Tutti i danni del Superbonus 110%
Il Superbonus 110% fu introdotto dal decreto Rilancio del 2020. Da allora un’ampia letteratura ha consentito di appurare alcuni fatti relativi al beneficio. In larga misura, come detto, tali valutazioni sono contenute nella bozza di relazione conclusiva dell’indagine della Commissione Bilancio della Camera sugli incentivi edilizi, che si fu avviata il 28 febbraio dello scorso anno. Cosa dice questa relazione, in estrema sintesi? Il Superbonus 110% elimina il contrasto di interessi fra chi compra e chi vende (compresa la filiera dei fornitor)i, causando aumenti dei costi che vengono addebitati allo Stato e incentivando le frodi “per l’ovvio motivo che acquirente e venditore si possono mettere d’accordo per dividersi tra loro gli extra costi, tanto paga lo Stato”, dice a chiare lettere l’Osservatorio Cpi.
Secondo le stime degli esperti, per ogni 100 euro di spesa relativi al Superbonus ne rientrano circa 20 sotto forma di maggiori imposte e contributi sociali. Stando agli ultimi dati Enea, il Superbonus è costato fino ad oggi 114,4 miliardi di euro; il suo costo netto per lo Stato si aggira quindi attorno ai 91 miliardi.

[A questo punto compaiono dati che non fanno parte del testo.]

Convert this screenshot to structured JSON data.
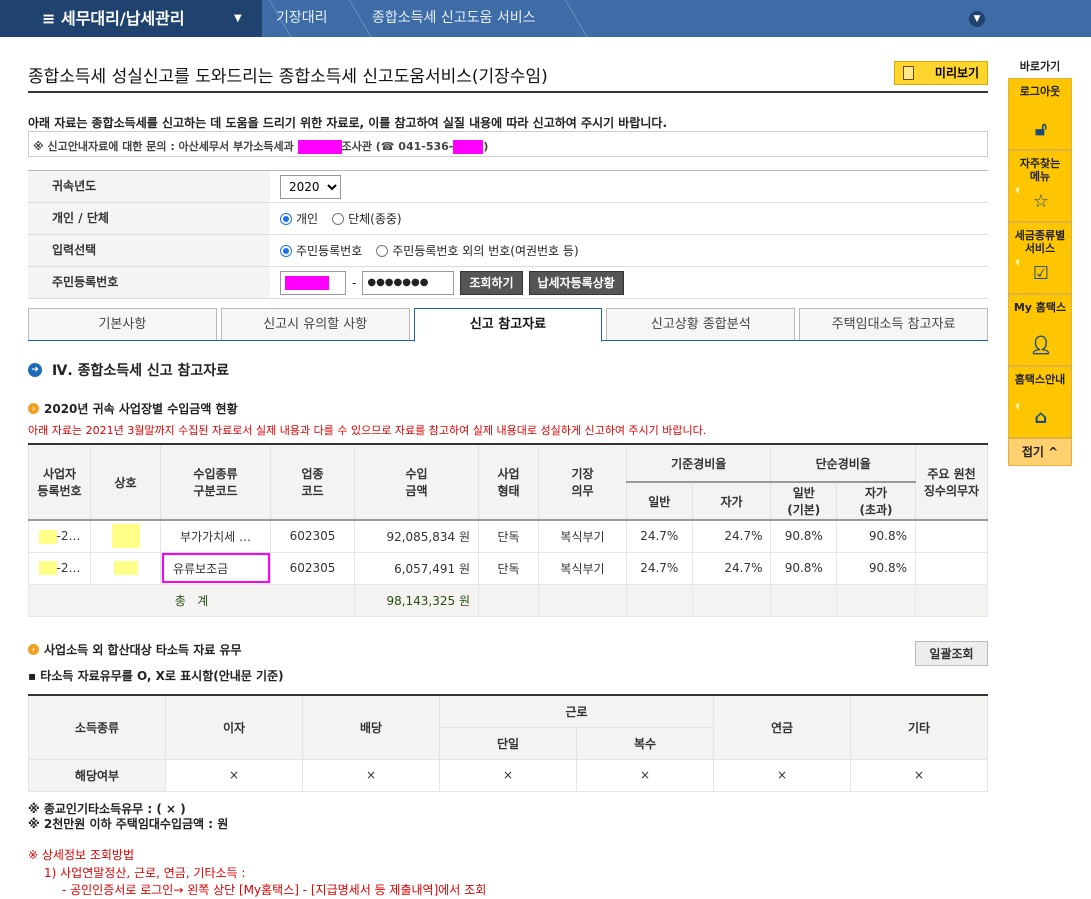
{
  "nav": {
    "menu": "세무대리/납세관리",
    "crumbs": [
      "기장대리",
      "종합소득세 신고도움 서비스"
    ]
  },
  "title": "종합소득세 성실신고를 도와드리는 종합소득세 신고도움서비스(기장수임)",
  "preview": "미리보기",
  "intro": "아래 자료는 종합소득세를 신고하는 데 도움을 드리기 위한 자료로, 이를 참고하여 실질 내용에 따라 신고하여 주시기 바랍니다.",
  "info": {
    "prefix": "※ 신고안내자료에 대한 문의 : 아산세무서 부가소득세과 ",
    "mid": "조사관 (☎ 041-536-",
    "suffix": ")"
  },
  "form": {
    "year_label": "귀속년도",
    "year": "2020",
    "type_label": "개인 / 단체",
    "type_opts": [
      "개인",
      "단체(종중)"
    ],
    "input_label": "입력선택",
    "input_opts": [
      "주민등록번호",
      "주민등록번호 외의 번호(여권번호 등)"
    ],
    "rrn_label": "주민등록번호",
    "rrn_dash": "-",
    "rrn_back": "●●●●●●●",
    "search": "조회하기",
    "status": "납세자등록상황"
  },
  "tabs": [
    "기본사항",
    "신고시 유의할 사항",
    "신고 참고자료",
    "신고상황 종합분석",
    "주택임대소득 참고자료"
  ],
  "section": "Ⅳ. 종합소득세 신고 참고자료",
  "sub1": "2020년 귀속 사업장별 수입금액 현황",
  "red1": "아래 자료는 2021년 3월말까지 수집된 자료로서 실제 내용과 다를 수 있으므로 자료를 참고하여 실제 내용대로 성실하게 신고하여 주시기 바랍니다.",
  "t1": {
    "h": [
      "사업자\n등록번호",
      "상호",
      "수입종류\n구분코드",
      "업종\n코드",
      "수입\n금액",
      "사업\n형태",
      "기장\n의무",
      "기준경비율",
      "단순경비율",
      "주요 원천\n징수의무자"
    ],
    "h2": [
      "일반",
      "자가",
      "일반\n(기본)",
      "자가\n(초과)"
    ],
    "rows": [
      {
        "reg": "-2…",
        "type": "부가가치세 …",
        "code": "602305",
        "amt": "92,085,834 원",
        "form": "단독",
        "duty": "복식부기",
        "a": "24.7%",
        "b": "24.7%",
        "c": "90.8%",
        "d": "90.8%"
      },
      {
        "reg": "-2…",
        "type": "유류보조금",
        "code": "602305",
        "amt": "6,057,491 원",
        "form": "단독",
        "duty": "복식부기",
        "a": "24.7%",
        "b": "24.7%",
        "c": "90.8%",
        "d": "90.8%"
      }
    ],
    "total_label": "총   계",
    "total": "98,143,325 원"
  },
  "sub2": "사업소득 외 합산대상 타소득 자료 유무",
  "bulk": "일괄조회",
  "sub2note": "▪ 타소득 자료유무를 O, X로 표시함(안내문 기준)",
  "t2": {
    "h": [
      "소득종류",
      "이자",
      "배당",
      "근로",
      "연금",
      "기타"
    ],
    "h2": [
      "단일",
      "복수"
    ],
    "row_label": "해당여부",
    "vals": [
      "×",
      "×",
      "×",
      "×",
      "×",
      "×"
    ]
  },
  "notes": [
    "※ 종교인기타소득유무 : ( × )",
    "※ 2천만원 이하 주택임대수입금액 : 원"
  ],
  "red2": [
    "※  상세정보 조회방법",
    "1) 사업연말정산, 근로, 연금, 기타소득 :",
    "- 공인인증서로 로그인→ 왼쪽 상단 [My홈택스] - [지급명세서 등 제출내역]에서 조회"
  ],
  "side": {
    "title": "바로가기",
    "items": [
      "로그아웃",
      "자주찾는\n메뉴",
      "세금종류별\n서비스",
      "My 홈택스",
      "홈택스안내"
    ],
    "fold": "접기 ^"
  }
}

“Stime basate sui dati Enea indicano che la spesa necessaria per coprire l’intero patrimonio immobiliare italiano si aggirerebbe attorno ai 2 mila miliardi di euro, circa il 100 per cento del Pil. Ad oggi, la misura ha avuto un impatto su poco più del 10 per cento del totale degli edifici condominiali italiani e del 4 per cento del totale degli edifici residenziali censiti in Italia”, spiega l’Osservatorio sui conti pubblici che poi sottolinea come gli incentivi per le ristrutturazioni favoriscono i più ricchi, con una concentrazione degli interventi finanziati con il Superbonus nelle categorie catastali più elevate.
Il Superbonus e l’extra deficit del 2023
Il consuntivo Istat, pubblicato lo scorso 1° marzo, ha certificato che la previsione del governo sul deficit 2023 formulata a fine settembre era errata di ben 39 miliardi di euro, pari all’1,8 per cento del Pil. “Si tratta di un errore di proporzioni gigantesche in una previsione fatta tre mesi prima della chiusura dell’esercizio”, che non ha precedenti, spiega l’Osservatorio Cpi.
Ma c’è di più spiega l’ente guidato da Giampaolo Galli: “si osserva un forte disallineamento fra i dati di finanza pubblica, da cui emerge il boom del Superbonus 110% negli ultimi mesi dell’anno, e i dati dell’economia reale dell’Istat (riferiti a investimenti in abitazioni e occupazione in costruzione), da cui non si rileva assolutamente nessun andamento anomalo. Nulla emerge anche dai dati pubblicati mensilmente dall’Enea”.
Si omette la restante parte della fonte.